TLDR: A satisfying, cathartic finale to all Evangelion.
Congratulations! You’re done with Evangelion! You’ve made it through everything! And for those of you who are just reading these reviews and wondering “Do I really need to watch ALL of this to have watched Evangelion and ‘have the Evangelion experience’?” I’m going to be straight with you. No. No you do not. I’d say you’re fine watching the original TV series and End of Evangelion.

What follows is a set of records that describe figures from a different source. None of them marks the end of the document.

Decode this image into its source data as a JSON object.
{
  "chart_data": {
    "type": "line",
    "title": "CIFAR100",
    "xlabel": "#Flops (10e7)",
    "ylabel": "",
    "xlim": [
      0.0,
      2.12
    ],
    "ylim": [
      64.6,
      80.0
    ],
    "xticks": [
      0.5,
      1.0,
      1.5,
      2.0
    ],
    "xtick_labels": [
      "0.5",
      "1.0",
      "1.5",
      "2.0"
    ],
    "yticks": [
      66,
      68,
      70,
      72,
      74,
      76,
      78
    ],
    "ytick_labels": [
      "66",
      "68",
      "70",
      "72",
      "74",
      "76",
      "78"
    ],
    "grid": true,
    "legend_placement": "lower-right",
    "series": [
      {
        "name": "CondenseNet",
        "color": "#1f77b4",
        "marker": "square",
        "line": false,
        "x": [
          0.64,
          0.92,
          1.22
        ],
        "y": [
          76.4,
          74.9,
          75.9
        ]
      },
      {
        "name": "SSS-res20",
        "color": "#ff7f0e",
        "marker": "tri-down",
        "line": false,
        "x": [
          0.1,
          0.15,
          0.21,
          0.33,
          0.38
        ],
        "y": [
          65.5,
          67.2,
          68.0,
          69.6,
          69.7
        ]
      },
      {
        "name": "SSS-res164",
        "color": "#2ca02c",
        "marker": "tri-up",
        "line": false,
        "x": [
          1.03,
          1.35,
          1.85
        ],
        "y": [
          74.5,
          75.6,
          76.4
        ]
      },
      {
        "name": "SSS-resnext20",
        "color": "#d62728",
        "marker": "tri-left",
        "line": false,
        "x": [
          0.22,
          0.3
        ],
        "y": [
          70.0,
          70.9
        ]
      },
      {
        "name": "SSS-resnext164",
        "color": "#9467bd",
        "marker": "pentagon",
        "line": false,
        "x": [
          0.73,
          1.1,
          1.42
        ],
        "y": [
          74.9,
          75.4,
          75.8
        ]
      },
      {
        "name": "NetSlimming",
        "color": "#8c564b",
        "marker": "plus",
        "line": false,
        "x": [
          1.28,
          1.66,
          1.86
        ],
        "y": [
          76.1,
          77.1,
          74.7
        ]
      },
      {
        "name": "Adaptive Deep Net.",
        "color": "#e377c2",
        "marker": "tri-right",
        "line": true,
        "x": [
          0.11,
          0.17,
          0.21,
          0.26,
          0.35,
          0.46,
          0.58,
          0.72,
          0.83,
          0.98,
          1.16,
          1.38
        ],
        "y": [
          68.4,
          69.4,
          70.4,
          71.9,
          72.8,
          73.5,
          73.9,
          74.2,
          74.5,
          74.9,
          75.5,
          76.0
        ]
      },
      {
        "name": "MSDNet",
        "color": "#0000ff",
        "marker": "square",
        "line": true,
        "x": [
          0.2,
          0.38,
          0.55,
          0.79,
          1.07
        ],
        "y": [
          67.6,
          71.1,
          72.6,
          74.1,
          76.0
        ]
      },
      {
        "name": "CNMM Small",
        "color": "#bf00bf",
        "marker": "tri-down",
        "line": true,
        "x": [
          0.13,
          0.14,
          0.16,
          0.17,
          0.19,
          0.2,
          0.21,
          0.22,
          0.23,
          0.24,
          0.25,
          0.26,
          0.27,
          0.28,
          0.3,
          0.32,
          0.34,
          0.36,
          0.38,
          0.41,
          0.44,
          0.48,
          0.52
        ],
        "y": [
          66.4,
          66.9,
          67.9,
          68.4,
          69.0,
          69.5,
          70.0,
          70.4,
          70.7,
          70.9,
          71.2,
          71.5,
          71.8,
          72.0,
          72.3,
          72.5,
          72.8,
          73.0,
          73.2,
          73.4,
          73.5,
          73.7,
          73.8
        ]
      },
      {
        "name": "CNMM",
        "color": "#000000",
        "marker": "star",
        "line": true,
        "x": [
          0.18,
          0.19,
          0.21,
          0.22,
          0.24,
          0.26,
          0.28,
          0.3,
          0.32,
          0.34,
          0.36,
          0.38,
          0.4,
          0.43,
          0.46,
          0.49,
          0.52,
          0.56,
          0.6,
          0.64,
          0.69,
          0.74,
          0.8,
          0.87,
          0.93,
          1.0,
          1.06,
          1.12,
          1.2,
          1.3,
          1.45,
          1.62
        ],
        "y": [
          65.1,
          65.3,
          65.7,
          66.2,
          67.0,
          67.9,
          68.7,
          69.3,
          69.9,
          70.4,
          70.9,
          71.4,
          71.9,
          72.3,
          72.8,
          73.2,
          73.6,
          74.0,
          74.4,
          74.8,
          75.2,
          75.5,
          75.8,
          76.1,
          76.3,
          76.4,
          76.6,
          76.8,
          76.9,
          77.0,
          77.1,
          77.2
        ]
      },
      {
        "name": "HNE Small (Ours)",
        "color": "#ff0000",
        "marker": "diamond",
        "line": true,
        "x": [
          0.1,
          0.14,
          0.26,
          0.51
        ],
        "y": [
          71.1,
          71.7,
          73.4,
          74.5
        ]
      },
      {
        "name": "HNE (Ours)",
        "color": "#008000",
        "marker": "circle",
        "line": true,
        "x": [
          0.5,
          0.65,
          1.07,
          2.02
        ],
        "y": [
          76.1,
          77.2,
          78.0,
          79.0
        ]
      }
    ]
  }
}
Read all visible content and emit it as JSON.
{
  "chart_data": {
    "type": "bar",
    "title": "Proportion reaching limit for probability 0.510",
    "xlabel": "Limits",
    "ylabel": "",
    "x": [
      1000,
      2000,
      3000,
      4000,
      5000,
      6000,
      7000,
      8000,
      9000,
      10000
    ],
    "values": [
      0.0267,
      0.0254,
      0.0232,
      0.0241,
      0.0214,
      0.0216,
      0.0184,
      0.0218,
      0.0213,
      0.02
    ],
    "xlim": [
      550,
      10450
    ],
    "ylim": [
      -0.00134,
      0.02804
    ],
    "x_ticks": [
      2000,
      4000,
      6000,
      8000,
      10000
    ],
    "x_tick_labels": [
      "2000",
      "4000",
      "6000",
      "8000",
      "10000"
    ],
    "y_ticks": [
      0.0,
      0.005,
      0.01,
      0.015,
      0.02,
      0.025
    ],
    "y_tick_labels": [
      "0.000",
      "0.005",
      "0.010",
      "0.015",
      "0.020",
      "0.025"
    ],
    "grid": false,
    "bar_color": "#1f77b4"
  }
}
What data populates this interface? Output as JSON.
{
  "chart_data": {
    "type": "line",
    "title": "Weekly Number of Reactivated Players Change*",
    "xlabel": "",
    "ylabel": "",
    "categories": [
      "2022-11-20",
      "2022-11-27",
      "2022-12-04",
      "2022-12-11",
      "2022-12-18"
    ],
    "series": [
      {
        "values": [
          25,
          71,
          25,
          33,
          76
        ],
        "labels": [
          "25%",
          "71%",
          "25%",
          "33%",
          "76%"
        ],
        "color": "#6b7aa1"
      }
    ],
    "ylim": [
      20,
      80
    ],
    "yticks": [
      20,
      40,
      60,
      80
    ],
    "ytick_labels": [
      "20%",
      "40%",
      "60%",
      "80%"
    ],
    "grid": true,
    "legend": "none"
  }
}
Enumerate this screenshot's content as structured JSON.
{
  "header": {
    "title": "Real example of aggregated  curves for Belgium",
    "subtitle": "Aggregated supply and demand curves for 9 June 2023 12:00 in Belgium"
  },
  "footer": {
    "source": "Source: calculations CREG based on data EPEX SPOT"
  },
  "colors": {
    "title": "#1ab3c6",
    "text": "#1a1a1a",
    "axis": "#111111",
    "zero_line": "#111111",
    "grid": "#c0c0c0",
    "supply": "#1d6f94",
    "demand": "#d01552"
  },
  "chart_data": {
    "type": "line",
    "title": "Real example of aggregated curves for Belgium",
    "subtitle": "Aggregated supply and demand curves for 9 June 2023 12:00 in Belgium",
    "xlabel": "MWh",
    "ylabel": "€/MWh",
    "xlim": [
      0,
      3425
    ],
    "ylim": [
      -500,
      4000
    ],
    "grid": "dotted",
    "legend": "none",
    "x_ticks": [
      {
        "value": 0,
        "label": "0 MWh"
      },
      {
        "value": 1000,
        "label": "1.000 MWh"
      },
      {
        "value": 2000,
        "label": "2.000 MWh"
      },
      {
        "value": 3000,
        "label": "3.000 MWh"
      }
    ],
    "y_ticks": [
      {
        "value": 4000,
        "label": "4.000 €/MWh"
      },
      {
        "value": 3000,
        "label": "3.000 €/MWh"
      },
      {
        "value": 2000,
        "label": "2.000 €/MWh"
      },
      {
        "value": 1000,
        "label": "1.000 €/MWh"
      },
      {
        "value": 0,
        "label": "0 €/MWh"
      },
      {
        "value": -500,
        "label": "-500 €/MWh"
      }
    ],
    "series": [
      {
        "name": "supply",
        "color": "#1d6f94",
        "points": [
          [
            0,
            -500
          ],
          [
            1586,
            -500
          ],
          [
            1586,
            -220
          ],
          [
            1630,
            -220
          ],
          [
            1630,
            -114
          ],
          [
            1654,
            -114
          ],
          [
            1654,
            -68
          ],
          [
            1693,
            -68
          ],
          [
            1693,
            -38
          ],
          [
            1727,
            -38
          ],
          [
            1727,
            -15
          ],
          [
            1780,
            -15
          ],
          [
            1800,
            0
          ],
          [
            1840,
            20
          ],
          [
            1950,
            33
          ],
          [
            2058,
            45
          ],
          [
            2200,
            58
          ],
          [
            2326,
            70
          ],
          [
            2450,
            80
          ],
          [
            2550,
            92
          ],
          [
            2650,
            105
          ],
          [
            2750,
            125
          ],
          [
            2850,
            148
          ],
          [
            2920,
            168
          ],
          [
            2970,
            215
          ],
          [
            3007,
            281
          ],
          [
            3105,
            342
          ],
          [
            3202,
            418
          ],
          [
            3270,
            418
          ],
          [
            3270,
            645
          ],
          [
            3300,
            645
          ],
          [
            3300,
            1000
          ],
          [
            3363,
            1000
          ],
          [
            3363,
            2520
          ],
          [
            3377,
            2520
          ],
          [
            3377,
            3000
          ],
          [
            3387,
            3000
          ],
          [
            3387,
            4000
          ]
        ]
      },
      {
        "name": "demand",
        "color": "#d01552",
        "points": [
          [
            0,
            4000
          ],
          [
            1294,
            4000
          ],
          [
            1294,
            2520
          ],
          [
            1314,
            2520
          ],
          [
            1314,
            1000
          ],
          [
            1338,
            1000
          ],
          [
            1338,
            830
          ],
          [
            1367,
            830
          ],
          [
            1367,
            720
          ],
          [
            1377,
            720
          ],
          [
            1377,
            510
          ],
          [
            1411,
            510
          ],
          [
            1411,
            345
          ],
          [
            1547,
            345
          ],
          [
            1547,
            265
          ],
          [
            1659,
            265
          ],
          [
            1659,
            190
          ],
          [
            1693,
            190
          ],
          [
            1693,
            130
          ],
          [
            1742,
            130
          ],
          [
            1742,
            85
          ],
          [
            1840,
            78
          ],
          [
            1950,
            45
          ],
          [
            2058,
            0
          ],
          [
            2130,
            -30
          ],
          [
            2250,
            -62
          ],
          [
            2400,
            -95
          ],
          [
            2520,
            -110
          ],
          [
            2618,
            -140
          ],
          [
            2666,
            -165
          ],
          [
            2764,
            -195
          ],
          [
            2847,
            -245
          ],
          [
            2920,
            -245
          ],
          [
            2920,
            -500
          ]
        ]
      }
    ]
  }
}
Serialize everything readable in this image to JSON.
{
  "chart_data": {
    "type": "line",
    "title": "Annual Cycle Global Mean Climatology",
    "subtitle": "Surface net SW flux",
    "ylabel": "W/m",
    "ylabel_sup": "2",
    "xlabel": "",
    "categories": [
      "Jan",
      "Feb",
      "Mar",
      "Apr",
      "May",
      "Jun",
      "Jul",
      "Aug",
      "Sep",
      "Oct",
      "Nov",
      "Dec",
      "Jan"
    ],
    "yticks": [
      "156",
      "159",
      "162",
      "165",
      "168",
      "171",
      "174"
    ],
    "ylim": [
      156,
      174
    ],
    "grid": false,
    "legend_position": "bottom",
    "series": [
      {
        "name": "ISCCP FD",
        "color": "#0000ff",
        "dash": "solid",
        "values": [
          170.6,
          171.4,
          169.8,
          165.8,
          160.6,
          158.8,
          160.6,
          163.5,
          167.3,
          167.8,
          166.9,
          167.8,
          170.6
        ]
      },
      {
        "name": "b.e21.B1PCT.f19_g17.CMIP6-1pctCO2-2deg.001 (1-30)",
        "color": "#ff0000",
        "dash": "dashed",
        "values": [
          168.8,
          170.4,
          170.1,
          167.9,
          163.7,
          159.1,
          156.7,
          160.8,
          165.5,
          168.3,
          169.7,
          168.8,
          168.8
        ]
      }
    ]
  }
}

If, however, you really liked the series and want more (or you were left unsatisfied and with many questions), the Rebuild series is an EXCELLENT addition/alternate route. Animation and production quality are leaps and bounds better than the main series, and you aren’t in “psychological therapy limbo” for nearly as long. I do not recommend watching JUST the Rebuild series though, because it builds heavily on the original, and in the end is a different experience. There are additional characters in Rebuild that aren’t in the original, and many of the characters that are in both are written differently, accentuated with Asuka’s name being changed for the Rebuild (Asuka Langley Soryu in the original, Asuka Langley Shikinami in the Rebuild).
If I were to do a side by side “Rebuild VS. Original (Original including End of Evangelion)” it’d be very similar to how I view Majora’s Mask VS. Ocarina of Time. You can’t really enjoy Majora’s Mask to nearly the same extent if you haven’t played Ocarina of Time. Objectively, however, I think Majora’s Mask is a much better game, despite being far less iconic, groundbreaking, canon, and timeless than its predecessor.
You’ll likely enjoy this if you enjoyed:
- Any previous Evangelion installments
- Darling in the FranXX (Kind of applies to all of Evangelion)
- “Learn to be human” elements of Violet Evergarden, No Game No Life: Zero
Evangelion 3.0+1.0 was one heck of a finale, totally improved compared to the previous flick. Aside from the pairing at the end, the terrifying Rei CGI and the finnicky battles, the music was a great listen and it was refreshing to see an older Toji, Kensuke and Hikari appear and play a bigger role here than before and for Shinji to finally understand the meaning of life without having to crack under pressure again 😅
I still think nothing beats the original though, hehe. EoE was for me a much more intense ending and I liked the characterization there moreso than in Rebuild as deeper and intelligent I guess. Especially when Rebuild basically wrecked itself in the third segment, but the original only had a few bad (filler) episodes here and there.